The two were at it again Monday, vowing to revise the treaty governing the European Union in order to restore confidence in the euro. As the Associated Press summarizes some of the key ideas they're batting around this week ahead of a meeting of European leaders on Friday:
-- Punishing any government that allows its deficit to exceed 3 percent of GDP
-- Requiring countries by law to promise to balance their budgets
-- Never asking private investors to take losses
-- Making Europe's bailout fund permanent by the end of next year, rather than mid-2013
-- Holding monthly European summits until the crisis is over
Got that?

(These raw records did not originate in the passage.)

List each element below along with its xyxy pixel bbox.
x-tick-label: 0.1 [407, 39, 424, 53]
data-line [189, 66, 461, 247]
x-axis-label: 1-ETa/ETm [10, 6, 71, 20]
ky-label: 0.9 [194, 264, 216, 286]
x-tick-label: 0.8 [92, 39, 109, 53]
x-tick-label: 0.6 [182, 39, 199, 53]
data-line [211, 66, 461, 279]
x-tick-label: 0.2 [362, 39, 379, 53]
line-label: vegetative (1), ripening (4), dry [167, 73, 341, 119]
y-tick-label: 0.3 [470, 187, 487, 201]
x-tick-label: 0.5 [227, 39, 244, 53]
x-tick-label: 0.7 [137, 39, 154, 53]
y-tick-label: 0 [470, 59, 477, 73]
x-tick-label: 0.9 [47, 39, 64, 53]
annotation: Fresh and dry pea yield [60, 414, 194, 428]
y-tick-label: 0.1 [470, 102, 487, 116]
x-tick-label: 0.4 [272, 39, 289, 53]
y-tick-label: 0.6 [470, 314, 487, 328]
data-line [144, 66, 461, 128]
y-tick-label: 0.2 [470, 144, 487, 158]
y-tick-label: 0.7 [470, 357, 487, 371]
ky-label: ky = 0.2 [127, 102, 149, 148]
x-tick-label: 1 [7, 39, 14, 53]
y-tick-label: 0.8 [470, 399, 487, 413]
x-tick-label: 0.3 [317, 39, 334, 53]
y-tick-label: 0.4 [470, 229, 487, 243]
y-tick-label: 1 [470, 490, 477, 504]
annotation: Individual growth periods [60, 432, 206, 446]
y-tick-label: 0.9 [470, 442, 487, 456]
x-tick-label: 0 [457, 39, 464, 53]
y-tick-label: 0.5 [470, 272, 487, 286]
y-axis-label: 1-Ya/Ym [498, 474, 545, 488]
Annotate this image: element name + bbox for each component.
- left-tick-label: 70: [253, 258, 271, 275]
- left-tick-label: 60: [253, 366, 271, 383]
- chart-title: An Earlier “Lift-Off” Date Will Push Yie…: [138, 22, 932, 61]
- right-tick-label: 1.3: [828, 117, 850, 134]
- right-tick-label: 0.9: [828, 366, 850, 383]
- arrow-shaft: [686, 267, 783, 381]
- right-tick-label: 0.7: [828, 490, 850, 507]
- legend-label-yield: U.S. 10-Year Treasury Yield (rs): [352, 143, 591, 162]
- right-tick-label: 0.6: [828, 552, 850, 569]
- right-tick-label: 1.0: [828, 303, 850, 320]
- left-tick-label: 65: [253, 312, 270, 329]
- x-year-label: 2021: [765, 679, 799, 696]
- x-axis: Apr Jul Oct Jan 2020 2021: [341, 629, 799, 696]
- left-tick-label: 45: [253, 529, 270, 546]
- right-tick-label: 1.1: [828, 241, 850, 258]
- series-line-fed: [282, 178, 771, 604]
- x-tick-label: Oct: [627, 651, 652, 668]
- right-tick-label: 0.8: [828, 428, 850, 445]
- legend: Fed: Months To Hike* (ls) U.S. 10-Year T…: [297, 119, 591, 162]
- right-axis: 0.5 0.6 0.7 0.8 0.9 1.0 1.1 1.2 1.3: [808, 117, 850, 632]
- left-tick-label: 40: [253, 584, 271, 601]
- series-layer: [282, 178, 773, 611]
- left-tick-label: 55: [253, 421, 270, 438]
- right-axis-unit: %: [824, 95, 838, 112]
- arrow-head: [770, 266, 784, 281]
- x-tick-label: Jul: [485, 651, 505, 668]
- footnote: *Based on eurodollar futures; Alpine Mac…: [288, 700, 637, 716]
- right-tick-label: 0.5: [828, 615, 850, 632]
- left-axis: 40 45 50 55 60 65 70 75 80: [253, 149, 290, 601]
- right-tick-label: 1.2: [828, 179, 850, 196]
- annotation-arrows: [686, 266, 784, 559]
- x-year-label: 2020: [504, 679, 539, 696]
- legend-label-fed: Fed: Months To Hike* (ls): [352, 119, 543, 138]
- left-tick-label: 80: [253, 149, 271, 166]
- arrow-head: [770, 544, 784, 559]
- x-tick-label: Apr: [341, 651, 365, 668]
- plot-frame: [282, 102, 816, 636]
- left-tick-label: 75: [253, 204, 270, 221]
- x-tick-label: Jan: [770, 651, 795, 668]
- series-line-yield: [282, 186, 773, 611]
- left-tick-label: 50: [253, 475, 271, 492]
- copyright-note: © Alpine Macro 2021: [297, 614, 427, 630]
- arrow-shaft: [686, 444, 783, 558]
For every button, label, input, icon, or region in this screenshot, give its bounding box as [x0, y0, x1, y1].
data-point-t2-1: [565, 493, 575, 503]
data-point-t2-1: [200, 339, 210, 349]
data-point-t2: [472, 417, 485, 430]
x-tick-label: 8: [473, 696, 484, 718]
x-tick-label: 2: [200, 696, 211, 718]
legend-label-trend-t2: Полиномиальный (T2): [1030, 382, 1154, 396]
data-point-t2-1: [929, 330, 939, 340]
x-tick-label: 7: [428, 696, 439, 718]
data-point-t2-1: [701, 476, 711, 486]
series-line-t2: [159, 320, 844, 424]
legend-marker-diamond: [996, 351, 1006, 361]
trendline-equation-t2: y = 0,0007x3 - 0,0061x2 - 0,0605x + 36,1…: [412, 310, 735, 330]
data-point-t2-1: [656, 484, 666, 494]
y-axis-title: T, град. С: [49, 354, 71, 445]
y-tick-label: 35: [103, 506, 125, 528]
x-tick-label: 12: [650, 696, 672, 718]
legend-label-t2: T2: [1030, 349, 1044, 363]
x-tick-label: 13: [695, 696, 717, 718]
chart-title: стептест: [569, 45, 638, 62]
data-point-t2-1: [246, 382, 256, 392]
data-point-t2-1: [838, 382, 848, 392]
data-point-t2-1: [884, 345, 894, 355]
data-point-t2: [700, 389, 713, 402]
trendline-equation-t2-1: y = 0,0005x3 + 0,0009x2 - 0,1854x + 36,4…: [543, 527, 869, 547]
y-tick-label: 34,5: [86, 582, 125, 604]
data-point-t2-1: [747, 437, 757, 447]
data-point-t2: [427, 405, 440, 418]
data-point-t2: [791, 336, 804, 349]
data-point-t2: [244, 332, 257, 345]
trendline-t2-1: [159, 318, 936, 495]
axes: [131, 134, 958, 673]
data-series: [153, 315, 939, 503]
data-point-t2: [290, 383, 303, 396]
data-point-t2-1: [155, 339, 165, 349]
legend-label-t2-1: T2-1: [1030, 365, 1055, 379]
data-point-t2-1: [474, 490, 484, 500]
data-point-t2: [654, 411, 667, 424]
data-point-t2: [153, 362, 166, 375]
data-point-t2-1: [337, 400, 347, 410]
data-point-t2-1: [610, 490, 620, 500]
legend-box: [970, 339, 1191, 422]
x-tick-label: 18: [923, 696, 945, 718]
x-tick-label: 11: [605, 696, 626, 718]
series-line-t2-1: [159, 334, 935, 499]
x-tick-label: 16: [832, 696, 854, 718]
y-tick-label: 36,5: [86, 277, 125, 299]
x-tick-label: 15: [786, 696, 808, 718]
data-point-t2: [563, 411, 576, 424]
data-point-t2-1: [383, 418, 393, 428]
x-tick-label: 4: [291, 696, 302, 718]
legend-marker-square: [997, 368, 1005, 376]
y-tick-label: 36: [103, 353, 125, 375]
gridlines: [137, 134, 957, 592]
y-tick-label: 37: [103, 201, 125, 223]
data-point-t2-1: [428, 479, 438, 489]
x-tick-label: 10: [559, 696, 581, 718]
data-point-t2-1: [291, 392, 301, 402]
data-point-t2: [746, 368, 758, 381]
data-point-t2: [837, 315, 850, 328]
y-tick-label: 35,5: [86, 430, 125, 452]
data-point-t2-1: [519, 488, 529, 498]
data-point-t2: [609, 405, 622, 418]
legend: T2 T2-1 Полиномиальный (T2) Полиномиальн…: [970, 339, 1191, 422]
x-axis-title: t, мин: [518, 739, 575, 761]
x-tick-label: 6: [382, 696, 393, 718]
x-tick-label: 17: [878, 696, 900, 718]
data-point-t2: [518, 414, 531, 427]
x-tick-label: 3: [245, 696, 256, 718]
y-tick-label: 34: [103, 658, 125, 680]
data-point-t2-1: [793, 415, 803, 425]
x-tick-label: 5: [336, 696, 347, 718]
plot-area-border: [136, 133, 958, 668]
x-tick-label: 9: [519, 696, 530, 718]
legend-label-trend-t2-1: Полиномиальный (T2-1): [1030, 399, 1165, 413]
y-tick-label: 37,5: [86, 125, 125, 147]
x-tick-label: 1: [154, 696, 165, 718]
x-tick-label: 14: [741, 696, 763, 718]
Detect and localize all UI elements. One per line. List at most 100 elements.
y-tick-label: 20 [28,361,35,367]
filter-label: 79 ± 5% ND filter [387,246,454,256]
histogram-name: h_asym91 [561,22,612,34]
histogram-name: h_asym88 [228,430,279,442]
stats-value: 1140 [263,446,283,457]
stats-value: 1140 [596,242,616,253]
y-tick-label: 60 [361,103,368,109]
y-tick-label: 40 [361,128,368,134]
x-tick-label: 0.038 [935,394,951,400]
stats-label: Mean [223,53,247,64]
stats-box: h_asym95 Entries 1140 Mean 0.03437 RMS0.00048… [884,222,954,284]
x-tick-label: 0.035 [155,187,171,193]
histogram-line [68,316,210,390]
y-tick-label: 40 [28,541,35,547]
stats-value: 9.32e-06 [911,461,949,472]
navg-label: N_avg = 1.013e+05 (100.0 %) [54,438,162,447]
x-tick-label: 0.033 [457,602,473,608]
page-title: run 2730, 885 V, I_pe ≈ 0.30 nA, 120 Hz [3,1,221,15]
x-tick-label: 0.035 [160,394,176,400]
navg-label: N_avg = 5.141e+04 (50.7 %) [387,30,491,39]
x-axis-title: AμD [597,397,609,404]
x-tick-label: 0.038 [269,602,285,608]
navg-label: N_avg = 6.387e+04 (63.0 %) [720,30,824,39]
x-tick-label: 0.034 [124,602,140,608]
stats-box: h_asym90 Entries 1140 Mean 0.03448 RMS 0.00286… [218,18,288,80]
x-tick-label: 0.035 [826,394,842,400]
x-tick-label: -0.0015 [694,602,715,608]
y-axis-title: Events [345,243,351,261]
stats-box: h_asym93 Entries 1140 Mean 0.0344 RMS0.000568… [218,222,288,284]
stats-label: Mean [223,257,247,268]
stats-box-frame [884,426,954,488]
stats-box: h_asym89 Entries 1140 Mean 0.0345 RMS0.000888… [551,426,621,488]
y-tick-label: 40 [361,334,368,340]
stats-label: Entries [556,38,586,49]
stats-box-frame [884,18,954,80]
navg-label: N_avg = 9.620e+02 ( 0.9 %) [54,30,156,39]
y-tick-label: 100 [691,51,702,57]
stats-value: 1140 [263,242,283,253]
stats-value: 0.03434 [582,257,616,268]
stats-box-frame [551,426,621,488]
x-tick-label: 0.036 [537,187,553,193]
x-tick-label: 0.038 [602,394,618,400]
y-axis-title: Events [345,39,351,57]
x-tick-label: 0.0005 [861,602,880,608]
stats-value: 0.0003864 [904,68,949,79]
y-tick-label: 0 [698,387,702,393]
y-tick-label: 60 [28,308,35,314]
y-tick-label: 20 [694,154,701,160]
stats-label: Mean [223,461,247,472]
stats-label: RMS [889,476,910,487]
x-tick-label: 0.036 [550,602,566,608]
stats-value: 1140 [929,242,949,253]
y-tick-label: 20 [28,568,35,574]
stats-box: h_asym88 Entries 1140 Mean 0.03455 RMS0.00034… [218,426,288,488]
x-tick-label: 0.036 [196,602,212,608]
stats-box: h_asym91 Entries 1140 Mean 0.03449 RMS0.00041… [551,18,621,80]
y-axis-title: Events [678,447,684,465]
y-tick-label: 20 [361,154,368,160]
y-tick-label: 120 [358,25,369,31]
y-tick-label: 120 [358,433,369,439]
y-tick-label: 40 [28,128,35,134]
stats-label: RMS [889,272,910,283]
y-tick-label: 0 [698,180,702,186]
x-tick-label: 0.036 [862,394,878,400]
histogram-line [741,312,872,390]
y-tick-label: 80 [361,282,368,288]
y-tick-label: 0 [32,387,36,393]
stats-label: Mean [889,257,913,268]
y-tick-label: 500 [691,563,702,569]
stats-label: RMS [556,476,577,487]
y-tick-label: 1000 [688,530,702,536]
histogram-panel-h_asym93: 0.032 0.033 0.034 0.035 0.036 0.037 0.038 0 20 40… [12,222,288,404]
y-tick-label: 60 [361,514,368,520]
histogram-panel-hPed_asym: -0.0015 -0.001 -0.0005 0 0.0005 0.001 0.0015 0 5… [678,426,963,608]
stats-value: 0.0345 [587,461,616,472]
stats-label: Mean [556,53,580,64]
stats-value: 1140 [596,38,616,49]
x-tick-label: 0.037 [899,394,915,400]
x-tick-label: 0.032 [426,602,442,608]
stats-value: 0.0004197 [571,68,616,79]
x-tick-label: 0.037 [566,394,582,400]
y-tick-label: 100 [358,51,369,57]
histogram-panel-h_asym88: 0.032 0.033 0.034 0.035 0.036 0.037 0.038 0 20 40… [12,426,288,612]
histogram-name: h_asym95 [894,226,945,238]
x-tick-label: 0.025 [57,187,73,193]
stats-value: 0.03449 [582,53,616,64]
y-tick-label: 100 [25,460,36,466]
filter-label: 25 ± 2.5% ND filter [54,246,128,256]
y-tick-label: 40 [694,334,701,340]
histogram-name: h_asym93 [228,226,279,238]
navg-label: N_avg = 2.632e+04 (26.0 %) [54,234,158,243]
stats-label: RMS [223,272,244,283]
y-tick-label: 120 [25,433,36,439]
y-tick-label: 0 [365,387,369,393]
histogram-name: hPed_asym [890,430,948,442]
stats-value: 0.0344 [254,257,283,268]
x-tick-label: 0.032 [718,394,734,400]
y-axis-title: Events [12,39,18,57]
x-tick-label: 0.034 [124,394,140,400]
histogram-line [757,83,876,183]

The solution to Europe's debt crisis is to turn the screw on government spending, always save bondholders and start a rainy-day fund to prepare for the next deluge. Oh, I almost forgot -- and schedule more meetings. Investors reacted to Merkozy's show of resolve as you might expect for a plan that effectively delivers more of what Europe needs less of -- they shrugged.
Will tweaking the EU's governing Maastricht Treaty as Germany and France envision -- a process Merkel admits will take years -- put Europe on the road to recovery? Not likely. Financial markets dollop out their patience in hours, not years. More fundamentally, the remedies above are based on a fundamental misreading of Europe's core problems.
Despite Merkel's fixation on austerity, the central challenge facing the eurozone isn't to rein in Mediterranean nations with a taste for the high-life. After all, if runaway sovereign debt were the killer here, then why would financial contagion have spread this year to a country like Spain, which until the financial crisis was well within Maastricht's debt limits? Why would Ireland, which had a budget surplus and low government debt before the meltdown, have required a bailout? And why would Germany, with its fiscal discipline and bounteous trade surplus, recently have had to beg investors to buy its debt?
All of this suggests that the main culprit in Europe isn't government spending. Economists Dimitri Papadimitriou and L. Randall Wray note that the growth of private debt in the region (and in the U.S.) over last 40 years has dwarfed the increase in public debt.
Since public spending didn't trigger the crisis, austerity won't cure it, says economist Joseph Stiglitz:
Public-sector cutbacks today do not solve the problem of yesterday's profligacy; they simply push economies into deeper recessions. Europe's leaders know this. They know that growth is needed. But, rather than deal with today's problems and find a formula for growth, they prefer to deliver homilies about what some previous government should have done. This may be satisfying for the sermonizer, but it won't solve Europe's problems -- and it won't save the euro.
Yet while Sarkozy issues platitudes about restoring investor confidence, France forges ahead with plans for 26 billion euro in tax hikes and spending cuts. Meanwhile, the austerity push in Europe is already stalling growth, causing private-sector debt to rise while widening the fiscal imbalances between stronger and weaker economies that have destabilized the entire continent.